線性回歸與邏輯回歸: (Linear Regression Vs Logistic Regression:)
Linear regression gives you a continuous output, but logistic regression provides a constant output. An example of the continuous output is house price and stock price. Example’s of the discrete output is predicting whether a patient has cancer or not, predicting whether the customer will churn. Linear regression is estimated using Ordinary Least Squares (OLS) while logistic regression is estimated using Maximum Likelihood Estimation (MLE) approach.
線性回歸可提供連續(xù)的輸出,而邏輯回歸可提供恒定的輸出。 連續(xù)輸出的一個(gè)例子是房屋價(jià)格和股票價(jià)格。 離散輸出的示例正在預(yù)測患者是否患有癌癥,并預(yù)測客戶是否會(huì)流失。 使用普通最小二乘(OLS)估計(jì)線性回歸,而使用最大似然估計(jì)(MLE)方法估計(jì)邏輯回歸。
最大似然估計(jì)與 最小二乘法: (Maximum Likelihood Estimation Vs. Least Square Method:)

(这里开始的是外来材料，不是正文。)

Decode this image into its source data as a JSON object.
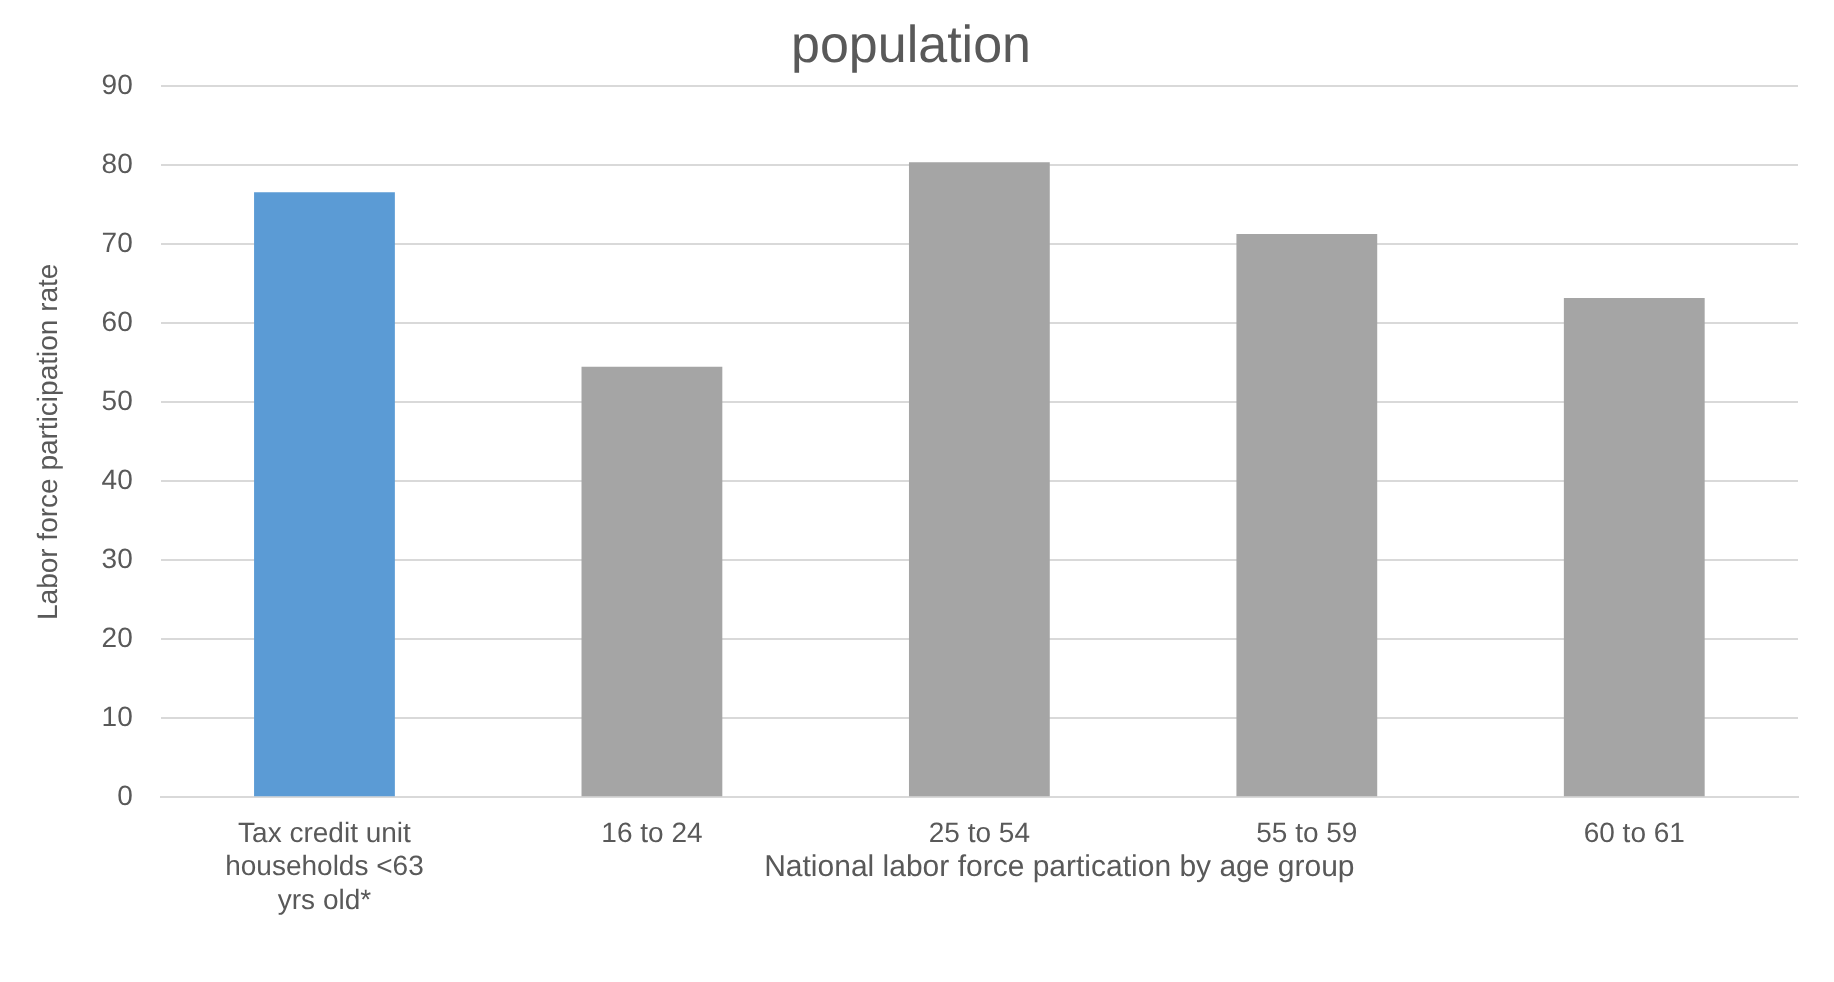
{
  "chart_data": {
    "type": "bar",
    "title": "population",
    "ylabel": "Labor force participation rate",
    "xlabel": "National labor force partication by age group",
    "categories": [
      "Tax credit unit households <63 yrs old*",
      "16 to 24",
      "25 to 54",
      "55 to 59",
      "60 to 61"
    ],
    "values": [
      76.6,
      54.5,
      80.4,
      71.3,
      63.2
    ],
    "colors": [
      "#5b9bd5",
      "#a5a5a5",
      "#a5a5a5",
      "#a5a5a5",
      "#a5a5a5"
    ],
    "ylim": [
      0,
      90
    ],
    "yticks": [
      0,
      10,
      20,
      30,
      40,
      50,
      60,
      70,
      80,
      90
    ],
    "grid": "y",
    "legend": false
  }
}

In statistics, maximum likelihood estimate (MLE) is a method of estimating the parameters of a probability distribution by maximizing a likelihood function, so that under the assumed statistical model the observed data is most probable. The point in the parameter space that maximizes the likelihood function is called the maximum likelihood estimate. The logic of maximum likelihood is both intuitive and flexible, and as such the method has become a dominant means of statistical inference.
在統(tǒng)計(jì)中,最大似然估計(jì)(MLE)是通過最大化似然函數(shù)來估計(jì)概率分布參數(shù)的方法,因此在假定的統(tǒng)計(jì)模型下,觀察到的數(shù)據(jù)最有可能。 參數(shù)空間中使似然函數(shù)最大化的點(diǎn)稱為最大似然估計(jì)。 最大似然邏輯既直觀又靈活,因此該方法已成為統(tǒng)計(jì)推斷的主要手段。
Ordinary Least squares estimates are computed by fitting a regression line on given data points that has the minimum sum of the squared deviations (least square error). Both are used to estimate the parameters of a linear regression model. MLE assumes a joint probability mass function, while OLS doesn’t require any stochastic assumptions for minimizing distance.
普通最小二乘估計(jì)值是通過在給定的數(shù)據(jù)點(diǎn)上擬合回歸線來計(jì)算的,該數(shù)據(jù)點(diǎn)具有平方差的最小和(最小二乘誤差)。 兩者都用于估計(jì)線性回歸模型的參數(shù)。 MLE假設(shè)一個(gè)聯(lián)合概率質(zhì)量函數(shù),而OLS不需要任何隨機(jī)假設(shè)來最小化距離。
fitting a regression line on given data points在給定數(shù)據(jù)點(diǎn)上擬合回歸線Logistic回歸的類型: (Types of Logistic Regression:)
Multinomial Logistic Regression: The target variable has three or more nominal categories such as predicting the type of Wine.
多項(xiàng)邏輯回歸 :目標(biāo)變量具有三個(gè)或更多名義類別,例如預(yù)測酒的類型。
Binary Logistic Regression: The target variable has only two possible outcomes such as Spam or Not Spam.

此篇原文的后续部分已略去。